NVIDIA / TensorRT-LLM

TensorRT-LLM provides users with an easy-to-use Python API to define Large Language Models (LLMs) and build TensorRT engines that contain state-of-the-art optimizations to perform inference efficiently on NVIDIA GPUs. TensorRT-LLM also contains components to create Python and C++ runtimes that execute those TensorRT engines.
https://nvidia.github.io/TensorRT-LLM
Apache License 2.0
8.71k stars 996 forks source link

--use_fp8_context_fmha enable option broken for tensorrtllm versions 0.13.0, 0.14.0 #2447

Closed avianion closed 1 week ago

avianion commented 1 week ago

Hello, I am trying to use fp8 context fmha for benchmarking the performance of the attention mechanism in fp8. but I am unable to get it to work.

First i have quantized llama 3.1 8b to fp8 using the PTQ in the repo, as follows, then I run the build script.

The below code works fine if you REMOVE this line --use_fp8_context_fmha enable \

I have tried with multiple combinations of build commands but --use_fp8_context_fmha enable \ doesnt seem to work.

huggingface-cli download meta-llama/Llama-3.1-8B-Instruct --local-dir ./llama8b --exclude *original*

python3 /root/TensorRT-LLM/examples/quantization/quantize.py \
    --model_dir /root/llama8b \
    --dtype float16 \
    --qformat fp8 \
    --output_dir ./llama-8b-ckpt-fp8 \
    --calib_size 512

trtllm-build --checkpoint_dir ./llama-8b-ckpt-fp8 \
             --output_dir ./llama8b-engine \
             --gemm_plugin float16 \
             --gpt_attention_plugin float16 \
             --use_paged_context_fmha enable \
             --context_fmha enable \
             --use_fp8_context_fmha enable \
             --max_num_tokens 8192 \
             --max_seq_len 8192 \
             --max_batch_size 4

I am testing a basic example like this to see if use_fp8_context_fmha works.
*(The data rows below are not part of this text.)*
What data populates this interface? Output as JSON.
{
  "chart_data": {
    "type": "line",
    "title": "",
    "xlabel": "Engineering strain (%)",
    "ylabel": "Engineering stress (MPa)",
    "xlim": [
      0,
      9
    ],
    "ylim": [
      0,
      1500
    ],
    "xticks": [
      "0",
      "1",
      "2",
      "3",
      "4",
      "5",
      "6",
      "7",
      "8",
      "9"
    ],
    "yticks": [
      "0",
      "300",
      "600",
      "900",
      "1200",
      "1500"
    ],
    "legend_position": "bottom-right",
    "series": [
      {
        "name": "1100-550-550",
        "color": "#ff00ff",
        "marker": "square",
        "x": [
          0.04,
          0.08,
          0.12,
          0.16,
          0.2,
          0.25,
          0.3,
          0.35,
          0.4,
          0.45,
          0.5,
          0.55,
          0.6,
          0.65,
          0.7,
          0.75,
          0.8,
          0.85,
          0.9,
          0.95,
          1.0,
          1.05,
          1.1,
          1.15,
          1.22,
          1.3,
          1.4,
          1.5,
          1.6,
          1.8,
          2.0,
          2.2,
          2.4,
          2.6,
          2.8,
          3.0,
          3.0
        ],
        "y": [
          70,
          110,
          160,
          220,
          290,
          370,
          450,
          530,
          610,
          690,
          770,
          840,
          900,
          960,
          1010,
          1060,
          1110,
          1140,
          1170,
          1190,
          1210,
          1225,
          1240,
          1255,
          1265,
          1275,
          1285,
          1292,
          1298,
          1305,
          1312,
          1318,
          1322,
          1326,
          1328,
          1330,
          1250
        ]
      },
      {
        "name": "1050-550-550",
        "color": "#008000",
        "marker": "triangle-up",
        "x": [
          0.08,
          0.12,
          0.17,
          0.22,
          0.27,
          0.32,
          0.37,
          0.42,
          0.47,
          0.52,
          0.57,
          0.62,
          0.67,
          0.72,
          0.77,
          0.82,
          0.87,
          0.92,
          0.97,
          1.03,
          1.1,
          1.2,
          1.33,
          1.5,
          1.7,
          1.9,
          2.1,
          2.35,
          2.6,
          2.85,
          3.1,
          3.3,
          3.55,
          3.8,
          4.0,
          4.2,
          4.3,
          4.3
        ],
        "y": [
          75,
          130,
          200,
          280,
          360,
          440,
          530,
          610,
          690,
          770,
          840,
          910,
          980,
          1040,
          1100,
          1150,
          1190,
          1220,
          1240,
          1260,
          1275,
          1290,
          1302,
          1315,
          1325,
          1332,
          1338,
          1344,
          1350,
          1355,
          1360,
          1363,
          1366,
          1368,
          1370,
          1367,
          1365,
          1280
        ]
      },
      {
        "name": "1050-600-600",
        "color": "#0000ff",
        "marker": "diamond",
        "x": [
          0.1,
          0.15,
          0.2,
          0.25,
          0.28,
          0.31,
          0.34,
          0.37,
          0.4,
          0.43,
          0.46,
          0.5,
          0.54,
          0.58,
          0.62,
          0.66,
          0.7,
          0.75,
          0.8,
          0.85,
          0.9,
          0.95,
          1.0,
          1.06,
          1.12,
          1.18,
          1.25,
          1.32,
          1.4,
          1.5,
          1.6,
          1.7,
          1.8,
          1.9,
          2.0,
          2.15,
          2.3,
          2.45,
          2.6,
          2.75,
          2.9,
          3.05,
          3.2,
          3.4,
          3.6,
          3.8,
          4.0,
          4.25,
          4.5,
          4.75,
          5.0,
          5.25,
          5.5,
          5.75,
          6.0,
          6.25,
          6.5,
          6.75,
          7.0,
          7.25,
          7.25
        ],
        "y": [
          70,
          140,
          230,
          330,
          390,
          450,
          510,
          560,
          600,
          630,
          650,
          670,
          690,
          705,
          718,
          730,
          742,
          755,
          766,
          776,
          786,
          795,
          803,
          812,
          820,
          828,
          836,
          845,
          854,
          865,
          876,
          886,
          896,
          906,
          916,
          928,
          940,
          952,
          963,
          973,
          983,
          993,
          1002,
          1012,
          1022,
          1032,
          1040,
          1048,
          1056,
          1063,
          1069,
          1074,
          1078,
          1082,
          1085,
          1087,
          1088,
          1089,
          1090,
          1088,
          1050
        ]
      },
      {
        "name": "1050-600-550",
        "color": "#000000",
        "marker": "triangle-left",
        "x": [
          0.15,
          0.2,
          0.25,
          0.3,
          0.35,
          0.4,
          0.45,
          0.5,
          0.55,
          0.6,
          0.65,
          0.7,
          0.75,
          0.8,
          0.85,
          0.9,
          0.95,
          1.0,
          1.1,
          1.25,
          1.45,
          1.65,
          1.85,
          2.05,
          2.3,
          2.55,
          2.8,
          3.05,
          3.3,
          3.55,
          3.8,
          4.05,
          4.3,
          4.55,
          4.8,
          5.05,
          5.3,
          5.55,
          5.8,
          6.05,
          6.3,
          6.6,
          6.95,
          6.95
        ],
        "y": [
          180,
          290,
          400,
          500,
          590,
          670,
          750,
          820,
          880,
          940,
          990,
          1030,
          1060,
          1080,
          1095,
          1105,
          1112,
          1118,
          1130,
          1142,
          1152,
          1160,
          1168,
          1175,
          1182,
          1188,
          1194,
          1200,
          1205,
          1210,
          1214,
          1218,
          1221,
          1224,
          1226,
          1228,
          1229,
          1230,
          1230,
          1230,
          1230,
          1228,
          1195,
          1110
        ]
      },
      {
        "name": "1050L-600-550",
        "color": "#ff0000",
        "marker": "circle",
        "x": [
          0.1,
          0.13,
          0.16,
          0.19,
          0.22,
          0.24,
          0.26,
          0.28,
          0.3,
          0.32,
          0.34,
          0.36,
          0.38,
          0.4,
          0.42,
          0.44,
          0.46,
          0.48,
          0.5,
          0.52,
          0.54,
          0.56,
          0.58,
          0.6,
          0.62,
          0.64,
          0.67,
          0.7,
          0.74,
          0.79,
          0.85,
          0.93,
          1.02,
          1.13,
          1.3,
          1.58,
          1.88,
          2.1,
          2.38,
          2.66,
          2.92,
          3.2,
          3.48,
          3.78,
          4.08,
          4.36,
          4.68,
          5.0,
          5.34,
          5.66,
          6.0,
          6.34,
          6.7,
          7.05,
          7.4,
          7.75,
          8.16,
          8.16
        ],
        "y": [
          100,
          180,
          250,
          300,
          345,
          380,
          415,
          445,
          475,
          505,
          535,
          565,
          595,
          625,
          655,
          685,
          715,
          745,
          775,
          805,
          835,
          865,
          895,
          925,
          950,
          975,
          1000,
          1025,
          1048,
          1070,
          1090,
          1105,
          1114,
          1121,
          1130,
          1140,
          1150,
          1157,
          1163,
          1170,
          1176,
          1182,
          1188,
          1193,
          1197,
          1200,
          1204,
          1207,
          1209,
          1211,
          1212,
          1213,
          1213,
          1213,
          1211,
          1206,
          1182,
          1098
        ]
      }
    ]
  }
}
So far I have tried on version 0.13.0, and version 0.14.0, and I receive this error when running the summarization test (also the run.py)

python3 /home/TensorRT-LLM/examples/summarize.py --engine_dir ./llama8b-engine \
                       --hf_model_dir  /home/llama8b \
                       --tokenizer_dir  /home/llama8b \
                       --test_trt_llm \
                       --data_type fp16 \
                       --batch_size 1 \
                       --output_len 400 \
                       --max_tokens_in_paged_kv_cache 100000 \
                       --kv_cache_free_gpu_memory_fraction 0.5
[TensorRT-LLM][INFO] [MemUsageChange] Allocated 1.76 MB GPU memory for runtime buffers.
[TensorRT-LLM][INFO] [MemUsageChange] Allocated 5.58 MB GPU memory for decoder.
[TensorRT-LLM][INFO] Memory usage when calculating max tokens in paged kv cache: total: 93.12 GiB, available: 82.98 GiB
[TensorRT-LLM][WARNING] Both freeGpuMemoryFraction (aka kv_cache_free_gpu_mem_fraction) and maxTokens (aka max_tokens_in_paged_kv_cache) are set (to 0.500000 and 100000, respectively). The smaller value will be used.
[TensorRT-LLM][INFO] Number of blocks in KV cache primary pool: 1563
[TensorRT-LLM][INFO] Number of blocks in KV cache secondary pool: 0, onboard blocks to primary memory before reuse: true
[TensorRT-LLM][INFO] Max KV cache pages per sequence: 128
[TensorRT-LLM][INFO] Number of tokens per block: 64.
[TensorRT-LLM][INFO] [MemUsageChange] Allocated 12.21 GiB for max tokens in paged KV cache (100032).
[TensorRT-LLM][INFO] Enable MPI KV cache transport.
[11/14/2024-14:20:40] [TRT-LLM] [I] Load engine takes: 2.463017225265503 sec
[h100:15728] *** Process received signal ***
[h100:15728] Signal: Segmentation fault (11)
[h100:15728] Signal code: Address not mapped (1)
[h100:15728] Failing at address: (nil)
[h100:15728] [ 0] /lib/x86_64-linux-gnu/libc.so.6(+0x42520)[0x76f0b0642520]
[h100:15728] *** End of error message ***
Segmentation fault (core dumped)

Does this mean --use_fp8_context_fmha enable is broken and doesnt work overall?

Can someone help me fix this?

Thanks

avianion commented 1 week ago

@hello-11 @AdamzNV @ncomly-nvidia @pcastonguay any idea?